In Utah, winter winds can create enormous tumbleweed storms that block roads and bury entire houses and vehicles. Over the weekend, winds from a winter storm in South Jordan, Utah blew thousands of tumbleweeds across parts of the city and through neighborhoods. It’s shocking to see tumbleweeds pile so high that they completely block out the first story of several homes on a single block. It’s like watching a tidal wave of dusty plants pile up outside peoples’ front doors.

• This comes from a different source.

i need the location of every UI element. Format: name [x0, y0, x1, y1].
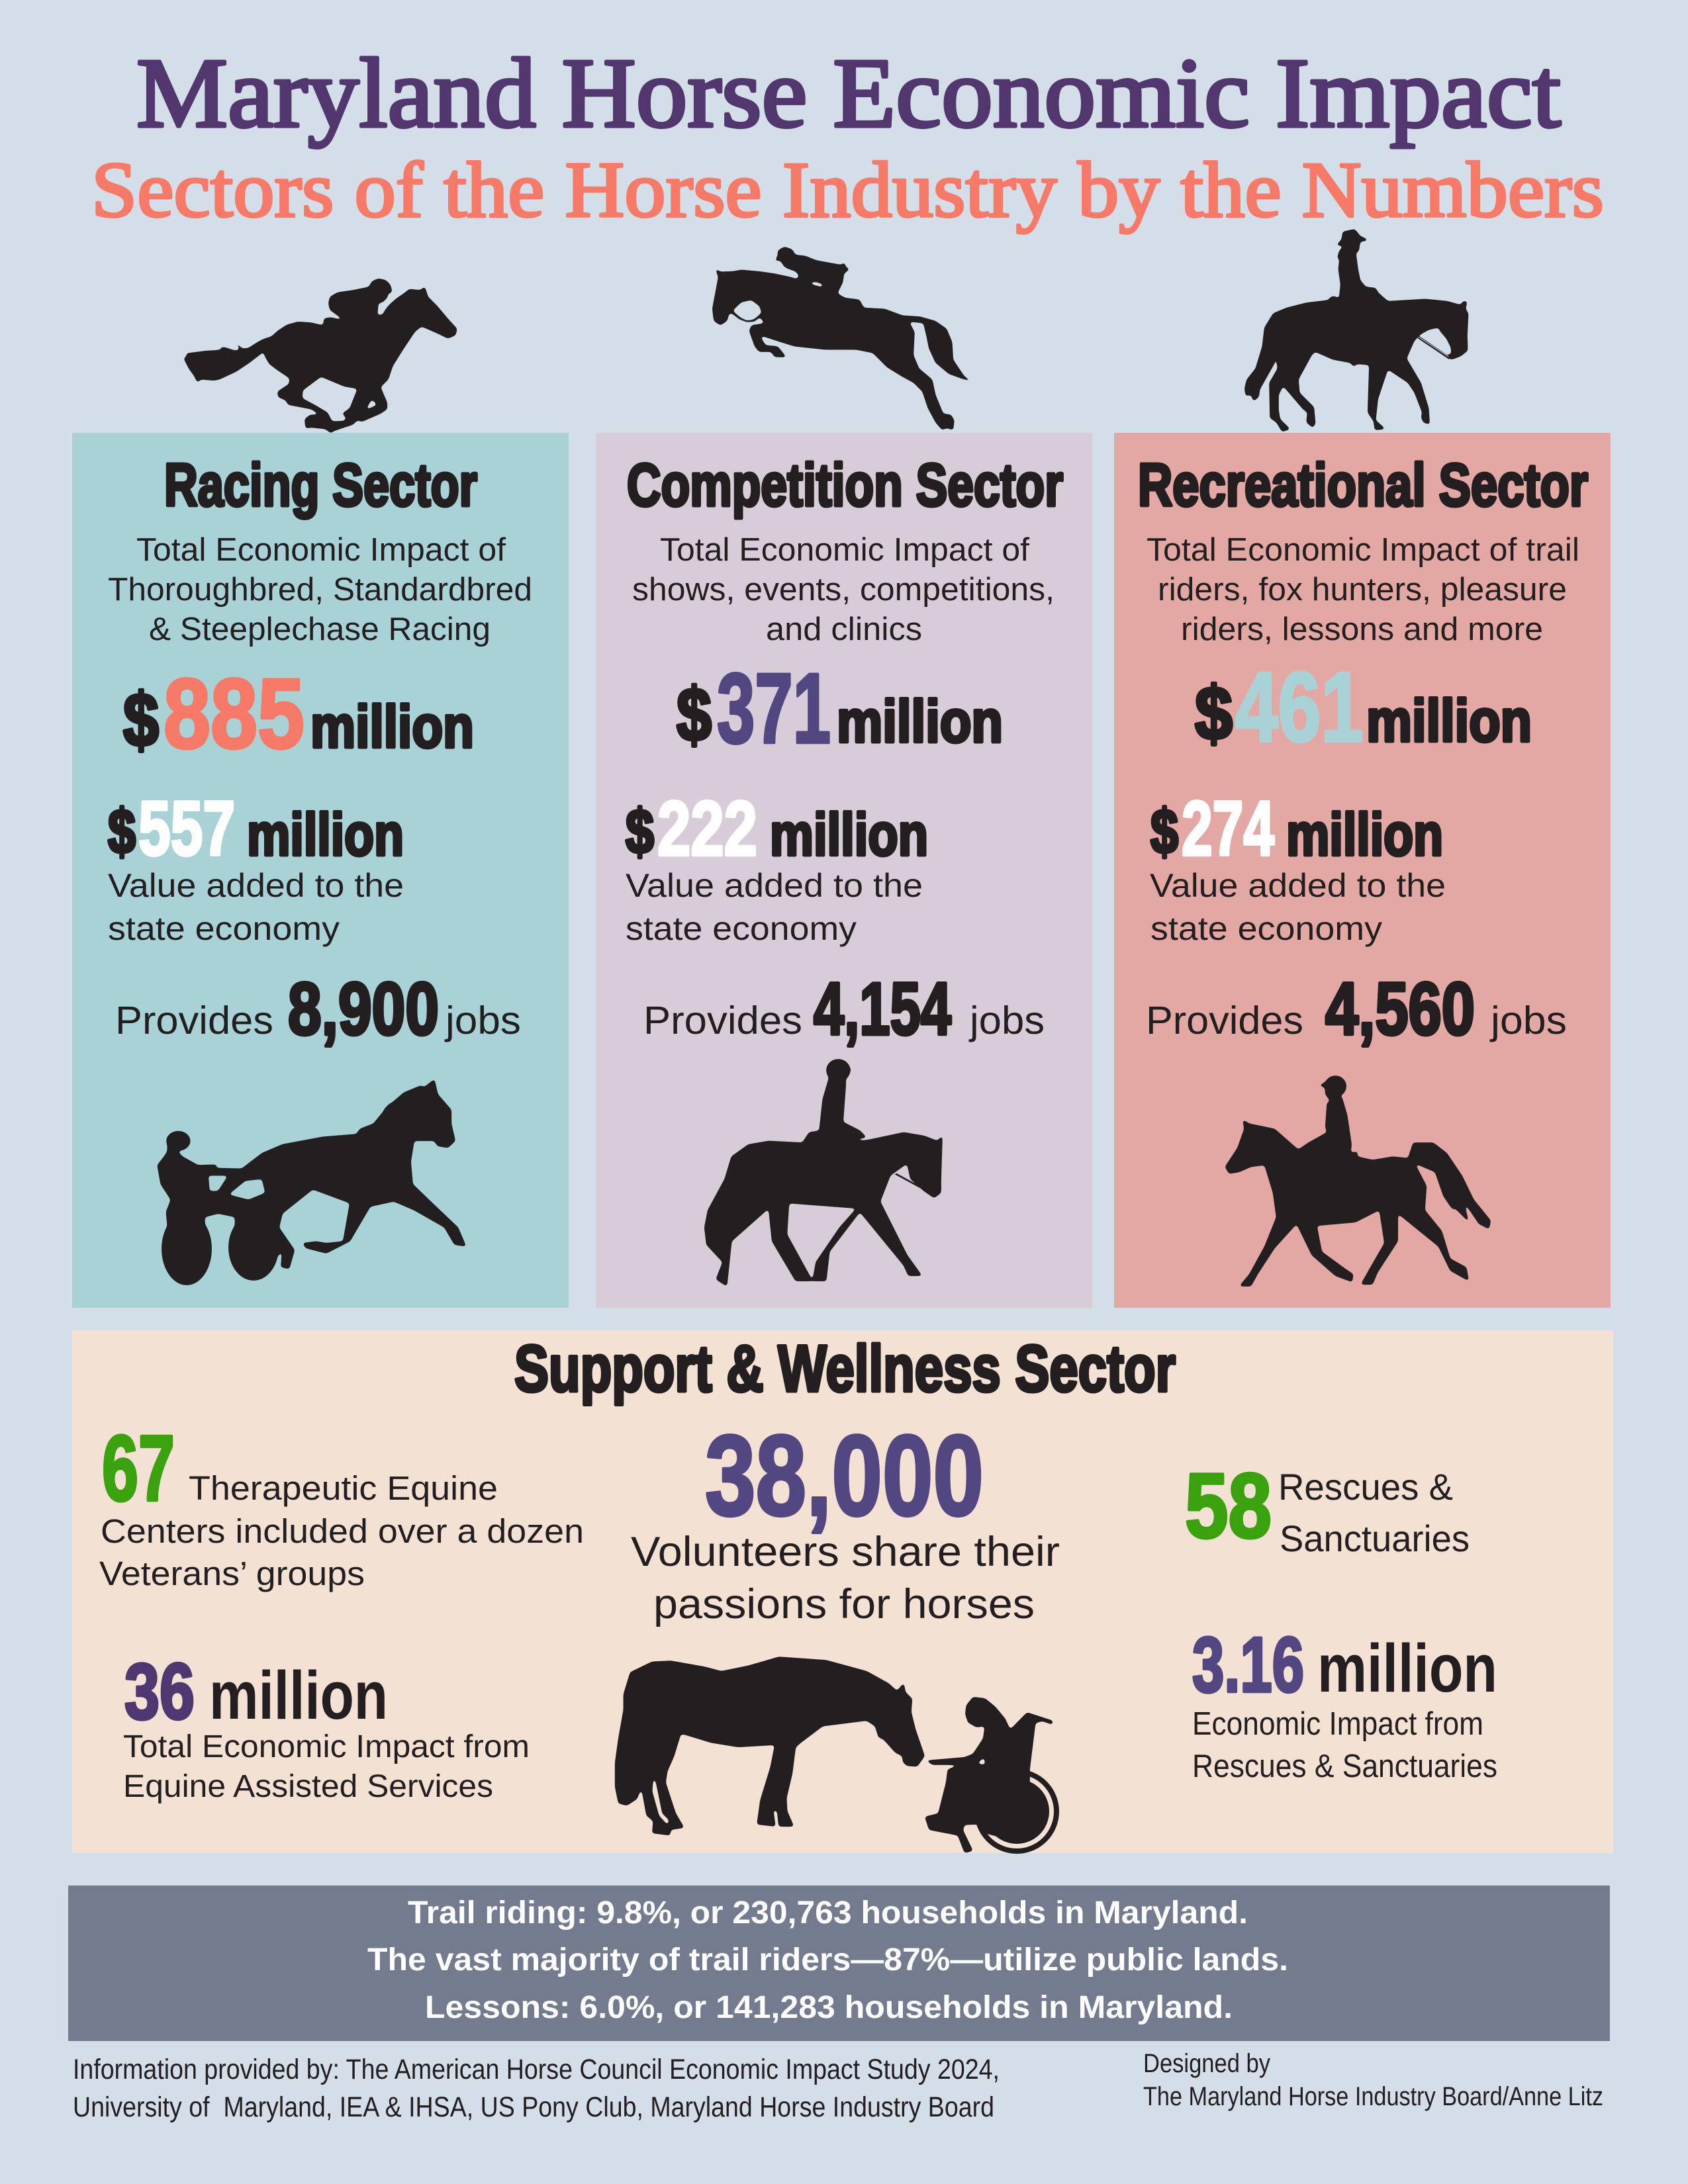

You might think they’re just light, dusty plants so who cares, they’ll just blow away. However, they’re actually quite a problem. For starters, they hurt. Tumbleweeds are thorny, prickly things and if they blow into you, they burt. They aren’t exactly dangerous but isn’t exactly comfortable to get hit by one, either. Secondly, when hundreds or even thousands of them pile up, they’re difficult to move. South Jordan city workers had to get plow trucks and even excavators to move all of the tumbleweeds. City officials asked residents to only use specified tumbleweed dumpsters to dispose of them.
When they pile up on a road, they can completely block vehicles from passing through, too. In a video posted by littlewedgies on Instagram, you can see a plow truck attempt to drive through a sea of tumbleweeds and it simply disappears under a mountain of them. If other cars were to drive through such a tumbleweed blockade, they’d suffer the same fate, or worse, which could be dangerous. Not to mention they’d scratch the hell out of the cars.
However, some Utah residents are turning this into a business opportunity. According to Fox 13 News Utah, some residents are collecting the tumbleweeds and making things out of them to sell on Etsy and eBay. Someone reportedly even paid $2,000 for a tumbleweed chandelier.
Who knew something as seemingly harmless as tumbleweeds could be such a big problem?